Sekitar bulan Juli 2007, Akbar dengan berat kaki melangkah ke sekolah yang sama sekali tidak dicintainya. Hari itu bertepatan dengan penyerahan rapor bagi siswa dan di hari itu juga evaluasi terhadap ‘pembelajaran’ dilakukan oleh sekolah pada setiap siswa yang ada.

“Akbar al Wa’ad!” Teriak wali kelas yang bernama ibu Hes, “iya bu” dengan malas dan lemas di waktu yang kasip itu. Setelah mendapatkan buku rapor, akbar tetap juga dengan kemalasan dan kelemasan menuju kursinya, mengambil tasnya dan pulang ke rumah.

“Kenapa akbar, nilaimu jatuh sekali di semester dua ini. Semester satu kamu masih masuk 3 besar sekarang kamu di 21. Ibu tahu kondisimu, mohon tetap semangat ya, jangan putus asa” begitulah kira-kira pernyataan ibu Hes jelata akbar berharap akbar tetap semangat. Namun kejadian dua bulan lalu tak mungkin dapat dilupakan begitu saja, lebih dari separuh rumah tempat dimana dia lahir dan tumbuh dibakar beserta dengan setengah dari desanya oleh orang-orang desa sebelah. Konflik yang menimbulkan bekas pada hati dan pikiran akbar ini terjadi karena dua desa berkelahi dan desa akbar berada di tengah dari mereka, walaupun tidak ada korban jiwa, namun kejadian ini cukup menanamkan rasa trauma bagi masyarakat desa akbar yang juga bukan penduduk asli di wilayah tersebut.

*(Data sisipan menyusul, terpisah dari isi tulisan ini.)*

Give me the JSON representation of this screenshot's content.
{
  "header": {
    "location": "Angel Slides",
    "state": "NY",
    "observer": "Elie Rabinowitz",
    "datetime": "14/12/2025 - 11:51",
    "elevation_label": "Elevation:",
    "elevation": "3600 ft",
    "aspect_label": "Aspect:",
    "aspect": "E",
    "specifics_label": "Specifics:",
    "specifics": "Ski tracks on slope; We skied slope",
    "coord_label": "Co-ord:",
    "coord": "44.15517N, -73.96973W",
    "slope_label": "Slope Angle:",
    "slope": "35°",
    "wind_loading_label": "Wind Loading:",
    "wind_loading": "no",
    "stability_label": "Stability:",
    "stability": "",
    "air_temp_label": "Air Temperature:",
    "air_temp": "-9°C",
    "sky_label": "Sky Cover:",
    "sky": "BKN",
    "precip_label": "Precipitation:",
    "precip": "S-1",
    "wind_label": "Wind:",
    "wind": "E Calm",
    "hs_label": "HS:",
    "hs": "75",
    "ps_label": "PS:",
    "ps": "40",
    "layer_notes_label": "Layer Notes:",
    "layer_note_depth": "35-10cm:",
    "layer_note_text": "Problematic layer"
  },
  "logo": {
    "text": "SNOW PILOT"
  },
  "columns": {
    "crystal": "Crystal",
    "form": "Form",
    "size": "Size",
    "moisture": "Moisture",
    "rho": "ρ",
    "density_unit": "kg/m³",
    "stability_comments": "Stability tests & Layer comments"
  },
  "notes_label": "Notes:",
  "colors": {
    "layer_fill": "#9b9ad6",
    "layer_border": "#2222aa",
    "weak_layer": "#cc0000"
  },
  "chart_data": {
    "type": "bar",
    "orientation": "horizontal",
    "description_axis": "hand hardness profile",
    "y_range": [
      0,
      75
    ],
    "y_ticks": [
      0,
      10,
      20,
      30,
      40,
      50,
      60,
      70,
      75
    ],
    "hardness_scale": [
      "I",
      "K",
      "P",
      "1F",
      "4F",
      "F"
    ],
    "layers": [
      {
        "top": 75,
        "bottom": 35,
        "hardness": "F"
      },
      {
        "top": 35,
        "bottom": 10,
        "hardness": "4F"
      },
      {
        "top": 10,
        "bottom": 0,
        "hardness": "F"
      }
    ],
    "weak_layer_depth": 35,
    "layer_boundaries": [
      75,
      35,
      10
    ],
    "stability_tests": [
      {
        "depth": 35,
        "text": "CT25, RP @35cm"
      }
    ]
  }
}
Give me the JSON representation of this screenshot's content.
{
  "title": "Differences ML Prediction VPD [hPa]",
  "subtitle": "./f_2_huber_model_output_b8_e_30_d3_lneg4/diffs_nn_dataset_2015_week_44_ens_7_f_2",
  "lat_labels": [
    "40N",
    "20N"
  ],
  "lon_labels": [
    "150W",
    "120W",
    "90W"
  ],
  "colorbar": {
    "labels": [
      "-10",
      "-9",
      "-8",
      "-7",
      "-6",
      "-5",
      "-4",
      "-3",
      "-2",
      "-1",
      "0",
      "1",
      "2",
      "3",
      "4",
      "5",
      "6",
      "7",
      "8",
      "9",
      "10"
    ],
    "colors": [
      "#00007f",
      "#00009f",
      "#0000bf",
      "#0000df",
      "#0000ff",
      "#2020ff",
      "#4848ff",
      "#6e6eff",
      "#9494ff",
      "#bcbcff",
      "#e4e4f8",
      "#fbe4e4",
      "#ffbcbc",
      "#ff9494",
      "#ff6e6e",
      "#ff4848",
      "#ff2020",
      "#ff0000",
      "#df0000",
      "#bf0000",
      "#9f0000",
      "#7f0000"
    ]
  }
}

Sesampainya di rumah yang masih berbau arang, akbar tidak melaporkan apapun kepada orangtuanya. Berbeda ketika SD, akbar selalu berlari pulang dengan membawa kebanggaan penuh di kedua tangannya beserta rapor yang menandakan akbar sebagai juara kelas dan hal itu terjadi dari kelas 1 hingga kelas 6.

Sebenarnya, akbar bukanlah anak yang lemah secara mental. Beberapa hari setelah terbakarnya rumah, akbar masih bersemangat ke sekolah. Namun ada satu kejadian yang cukup mematahkan semangatnya. Suatu hari akbar mengangkat tangan dan ingin menjelaskan pandangannya terhadap satu pelajaran. setelah diizinkan dan akbar menjelaskan pandangannya, si guru tidak menyukai penjelasan akbar yang terkesan “sok sok-an” lalu guru tersebut berkata “bagi yang rumahnya terbakar bagusnya perbaiki rumah dulu, baru bicara perbaiki cara saya mengajar”.

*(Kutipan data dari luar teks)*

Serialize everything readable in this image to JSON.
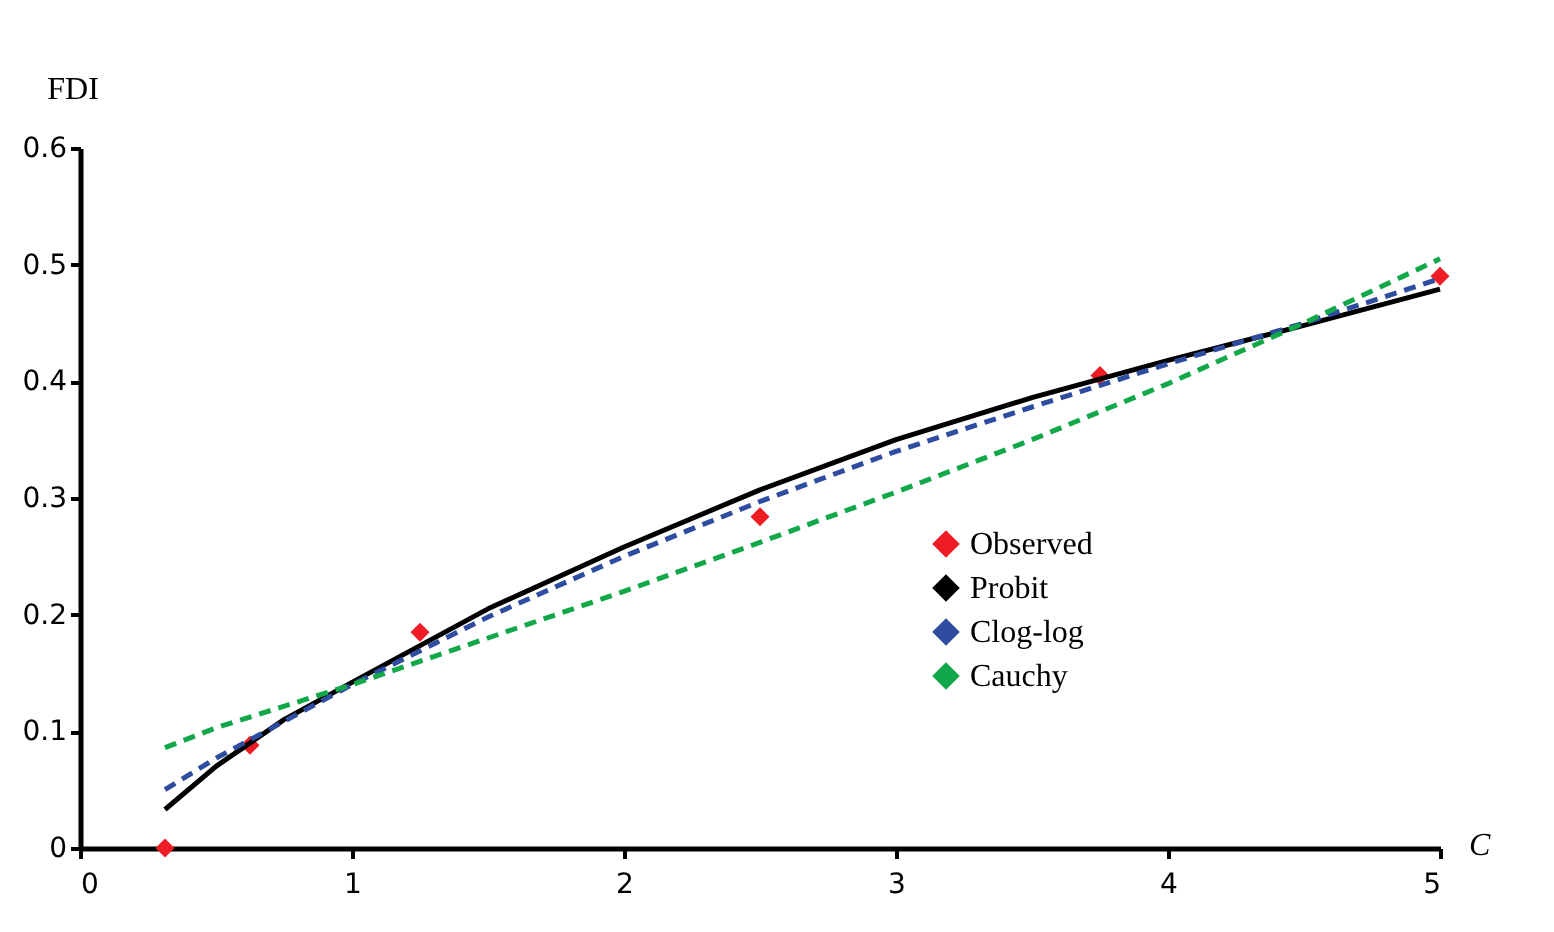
{
  "chart_data": {
    "type": "line",
    "xlabel": "C",
    "ylabel": "FDI",
    "xlim": [
      0,
      5
    ],
    "xticks": [
      0,
      1,
      2,
      3,
      4,
      5
    ],
    "ylim": [
      0,
      0.6
    ],
    "yticks": [
      0,
      0.1,
      0.2,
      0.3,
      0.4,
      0.5,
      0.6
    ],
    "grid": false,
    "legend": "right",
    "series": [
      {
        "name": "Observed",
        "type": "scatter",
        "marker": "diamond",
        "color": "#ee1c25",
        "x": [
          0.3125,
          0.625,
          1.25,
          2.5,
          3.75,
          5
        ],
        "values": [
          0,
          0.088,
          0.185,
          0.284,
          0.405,
          0.49
        ]
      },
      {
        "name": "Probit",
        "line_style": "solid",
        "color": "#000000",
        "x": [
          0.3125,
          0.5,
          0.75,
          1,
          1.5,
          2,
          2.5,
          3,
          3.5,
          4,
          4.5,
          5
        ],
        "values": [
          0.033,
          0.07,
          0.11,
          0.142,
          0.205,
          0.258,
          0.307,
          0.35,
          0.386,
          0.418,
          0.448,
          0.479
        ]
      },
      {
        "name": "Clog-log",
        "line_style": "dashed",
        "color": "#2e4da0",
        "x": [
          0.3125,
          0.5,
          1,
          1.5,
          2,
          2.5,
          3,
          3.5,
          4,
          4.5,
          5
        ],
        "values": [
          0.05,
          0.077,
          0.14,
          0.198,
          0.25,
          0.297,
          0.34,
          0.378,
          0.415,
          0.45,
          0.488
        ]
      },
      {
        "name": "Cauchy",
        "line_style": "dashed",
        "color": "#12a84a",
        "x": [
          0.3125,
          0.5,
          1,
          1.5,
          2,
          2.5,
          3,
          3.5,
          4,
          4.5,
          5
        ],
        "values": [
          0.086,
          0.103,
          0.14,
          0.18,
          0.22,
          0.262,
          0.305,
          0.35,
          0.398,
          0.45,
          0.505
        ]
      }
    ]
  }
}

Kita beranjak ke gambar sampul di atas,

Gambar tersebut adalah sebuah lukisan karya Charles Jalabert yang berjudul “Oedipus and Antigone”, ilustrasi dalam lukisan tersebut menjelaskan kondisi penolakan oleh masyarakat terhadap Oedipus dan Antigone (anaknya) yang membawa sebuah kutukan Karena telah membunuh ayahnya dan menikahi ibunya sendiri, adapun Antigone adalah anak dari perkawinan Oedipus dengan ibu kandungnya, Jacoste.

Kisah Oedipus ini nantinya akan menjadi inspirasi bagi psikolog terkenal Sigmund Freud dalam memberikan label terhadap kecenderungan anak laki-laki yang mencintai ibunya dan benci pada ayahnya pada pada fase Phallic (usia 3 – 5 tahun).

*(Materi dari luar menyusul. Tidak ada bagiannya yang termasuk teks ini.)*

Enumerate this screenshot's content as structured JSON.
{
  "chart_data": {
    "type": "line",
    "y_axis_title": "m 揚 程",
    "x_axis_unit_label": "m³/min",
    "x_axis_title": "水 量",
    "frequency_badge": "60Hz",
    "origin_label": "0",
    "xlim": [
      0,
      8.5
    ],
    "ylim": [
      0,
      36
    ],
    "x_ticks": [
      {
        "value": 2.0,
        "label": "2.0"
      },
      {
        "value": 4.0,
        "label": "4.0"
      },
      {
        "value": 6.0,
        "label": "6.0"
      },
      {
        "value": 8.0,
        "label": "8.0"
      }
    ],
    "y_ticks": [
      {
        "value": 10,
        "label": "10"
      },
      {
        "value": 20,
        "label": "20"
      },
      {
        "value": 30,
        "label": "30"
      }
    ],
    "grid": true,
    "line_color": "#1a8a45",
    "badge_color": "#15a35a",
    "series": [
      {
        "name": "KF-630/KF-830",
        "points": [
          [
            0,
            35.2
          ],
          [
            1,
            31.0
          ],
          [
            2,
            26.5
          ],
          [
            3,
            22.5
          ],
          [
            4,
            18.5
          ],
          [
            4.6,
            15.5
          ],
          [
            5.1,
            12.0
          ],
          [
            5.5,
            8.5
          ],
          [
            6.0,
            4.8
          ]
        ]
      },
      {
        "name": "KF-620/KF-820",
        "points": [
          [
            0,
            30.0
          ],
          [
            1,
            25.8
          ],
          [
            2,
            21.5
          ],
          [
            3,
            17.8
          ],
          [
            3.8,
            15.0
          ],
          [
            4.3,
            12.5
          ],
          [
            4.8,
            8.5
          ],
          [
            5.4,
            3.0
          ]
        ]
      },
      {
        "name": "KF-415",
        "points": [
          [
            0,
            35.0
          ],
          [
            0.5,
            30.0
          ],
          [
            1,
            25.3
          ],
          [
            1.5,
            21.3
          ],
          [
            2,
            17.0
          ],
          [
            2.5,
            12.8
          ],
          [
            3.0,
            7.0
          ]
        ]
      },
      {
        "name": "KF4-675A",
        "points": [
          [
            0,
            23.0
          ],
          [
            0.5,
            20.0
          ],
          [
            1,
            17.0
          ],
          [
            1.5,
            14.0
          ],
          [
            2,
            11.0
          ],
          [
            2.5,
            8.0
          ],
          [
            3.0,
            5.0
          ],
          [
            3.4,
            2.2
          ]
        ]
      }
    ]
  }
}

Dalam kisahnya, ayah Oedipus yang bernama Lauis adalah seorang raja yang memiliki istri cantik bernama Jacoste, Oracle meramalkan Lauis dan Jacoste tidak boleh memiliki anak karena kekuasaan Lauis akan berakhir ketika anak tersebut beranjak dewasa. Akan tetapi, karena tampaknya raja Lauis, Jacoste tetap melahirkan seorang anak laki-laki yang kemudian juga diramal oleh Oracle. Ramalan tersebut kemudian berisi bahwa anak laki-laki ini akan membunuh ayahnya dan menikahi ibunya, mendengar ramalan tersebut Lauis dan Jacoste sepakat untuk membuang anak ini.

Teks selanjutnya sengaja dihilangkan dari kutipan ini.